The secret of the Backland 117 lies in its core construction, using a classic but lightweight poplar wood core, reinforced with a carbon backbone. This should provide a familiar downhill feel for aggressive skiers looking to occasionally tour. At 117mm underfoot, these should provide enough float for everything from AK spines to classic Jackson Hole pow days. As a directional freeride ski, the tips feature Atomic’s boat-hull-like HRZN Tech to allow the tips to float more while turning. The ski features a healthy amount of rocker in the tip and tail, combined with camber underfoot, which proves to be a tried-and-true combination. The 186 cm length weighs 2050 grams, heavy for true touring ski, but not bad given how stable it feels.
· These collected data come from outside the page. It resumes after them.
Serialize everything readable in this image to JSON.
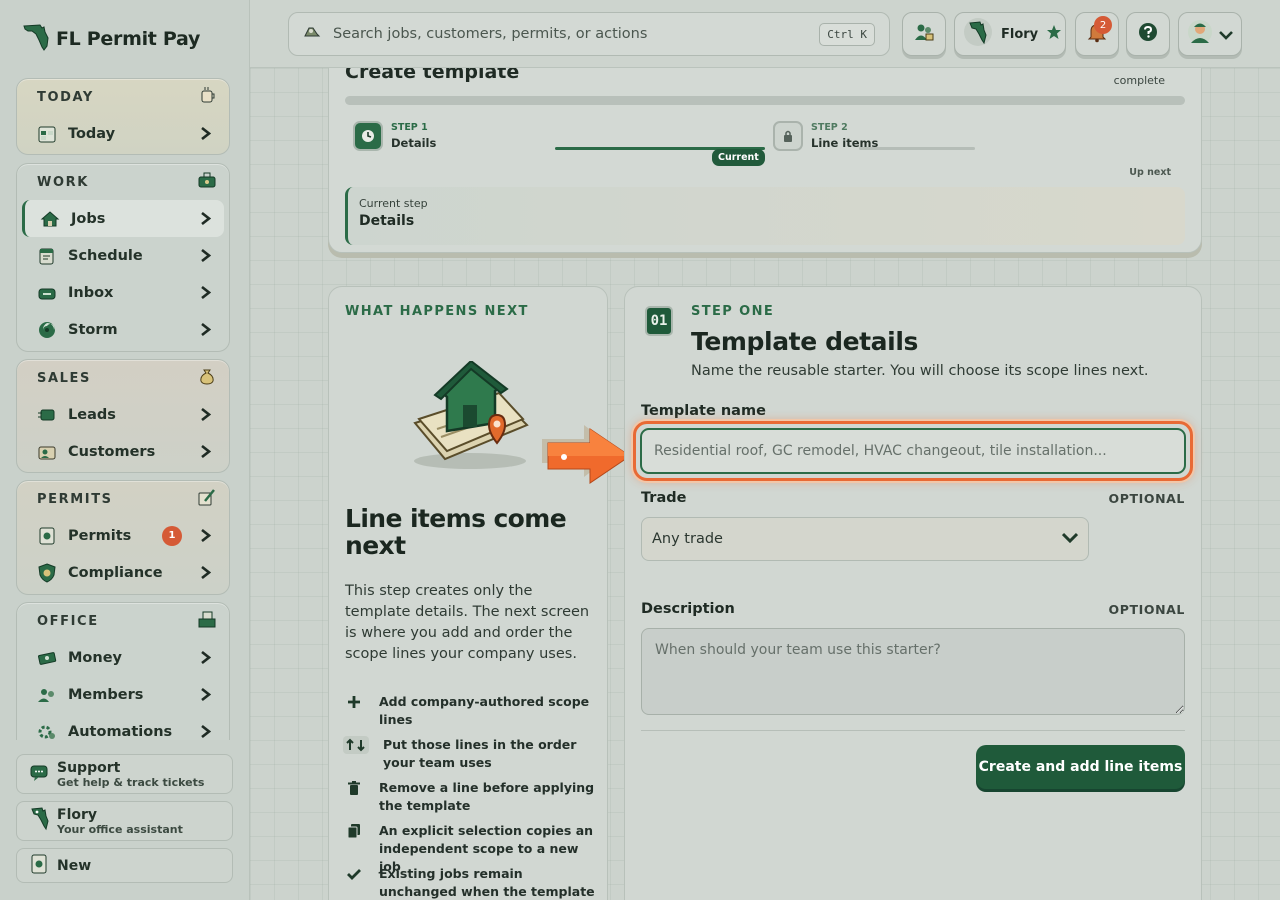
{
  "brand": {
    "title": "FL Permit Pay"
  },
  "sidebar": {
    "groups": [
      {
        "title": "TODAY",
        "items": [
          {
            "label": "Today",
            "icon": "today-icon"
          }
        ]
      },
      {
        "title": "WORK",
        "items": [
          {
            "label": "Jobs",
            "icon": "jobs-icon",
            "active": true
          },
          {
            "label": "Schedule",
            "icon": "schedule-icon"
          },
          {
            "label": "Inbox",
            "icon": "inbox-icon"
          },
          {
            "label": "Storm",
            "icon": "storm-icon"
          }
        ]
      },
      {
        "title": "SALES",
        "items": [
          {
            "label": "Leads",
            "icon": "leads-icon"
          },
          {
            "label": "Customers",
            "icon": "customers-icon"
          }
        ]
      },
      {
        "title": "PERMITS",
        "items": [
          {
            "label": "Permits",
            "icon": "permits-icon",
            "badge": "1"
          },
          {
            "label": "Compliance",
            "icon": "compliance-icon"
          }
        ]
      },
      {
        "title": "OFFICE",
        "items": [
          {
            "label": "Money",
            "icon": "money-icon"
          },
          {
            "label": "Members",
            "icon": "members-icon"
          },
          {
            "label": "Automations",
            "icon": "automations-icon"
          }
        ]
      }
    ],
    "footer": {
      "support": {
        "title": "Support",
        "subtitle": "Get help & track tickets"
      },
      "assistant": {
        "title": "Flory",
        "subtitle": "Your office assistant"
      },
      "new": {
        "title": "New"
      }
    }
  },
  "topbar": {
    "search_placeholder": "Search jobs, customers, permits, or actions",
    "shortcut": "Ctrl K",
    "assistant_name": "Flory",
    "notification_count": "2"
  },
  "progress": {
    "title": "Create template",
    "complete_label": "complete",
    "fill_fraction": 0.0,
    "step1": {
      "number": "STEP 1",
      "name": "Details"
    },
    "step2": {
      "number": "STEP 2",
      "name": "Line items"
    },
    "current_pill": "Current",
    "up_next": "Up next",
    "current_step_label": "Current step",
    "current_step_value": "Details"
  },
  "next_panel": {
    "eyebrow": "WHAT HAPPENS NEXT",
    "heading": "Line items come next",
    "body": "This step creates only the template details. The next screen is where you add and order the scope lines your company uses.",
    "bullets": [
      {
        "icon": "plus-icon",
        "text": "Add company-authored scope lines"
      },
      {
        "icon": "reorder-icon",
        "text": "Put those lines in the order your team uses"
      },
      {
        "icon": "trash-icon",
        "text": "Remove a line before applying the template"
      },
      {
        "icon": "copy-icon",
        "text": "An explicit selection copies an independent scope to a new job"
      },
      {
        "icon": "check-icon",
        "text": "Existing jobs remain unchanged when the template is edited"
      }
    ]
  },
  "form": {
    "eyebrow": "STEP ONE",
    "step_badge": "01",
    "title": "Template details",
    "subtitle": "Name the reusable starter. You will choose its scope lines next.",
    "name_label": "Template name",
    "name_placeholder": "Residential roof, GC remodel, HVAC changeout, tile installation...",
    "trade_label": "Trade",
    "trade_optional": "OPTIONAL",
    "trade_value": "Any trade",
    "description_label": "Description",
    "description_optional": "OPTIONAL",
    "description_placeholder": "When should your team use this starter?",
    "submit_label": "Create and add line items"
  },
  "colors": {
    "brand_green": "#2b6b47",
    "dark_green": "#1f5a3a",
    "highlight_orange": "#e86a35",
    "badge_red": "#d55a36"
  }
}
The Backland 117s are a big ski, but testers were impressed by how predictable and easy to maneuver they were on the mountain. Tester Pete Connolly sums it up: “Out of the gate this looked a lot like the Bent Chetler, but upon closer inspection, there are some subtle differences that turn this into a much more touring-specific ski. This is a pow ski designed for people that tour often, but care about the down more than the up. The tip and tail boat hull design makes for a forgiving pow ski. The ample tip rocker will additionally help with the float. It still has enough camber underfoot to be a truly stable ski in pretty much everything. This is an easy ski to ride, but can still charge and stomp when necessary.”
Who's it for?
Atomic bills the Backland 117 as a ski for advanced to expert riders looking to charge deep snow and big lines, especially accessing them on foot. Given that Sage Cattabriga-Alosa rides these in terrain like Alaska or BC, that certainly seems true. For us mere mortals, the Backland 117 would be a perfect ski to add to a quiver for someone looking to venture beyond the resort gates in search of cliff hucks or deep tree skiing. At 117 underfoot, it’s a bit too wide for everyday use in our opinion, but save it for the deep days and you’ll end up with a smile on your face.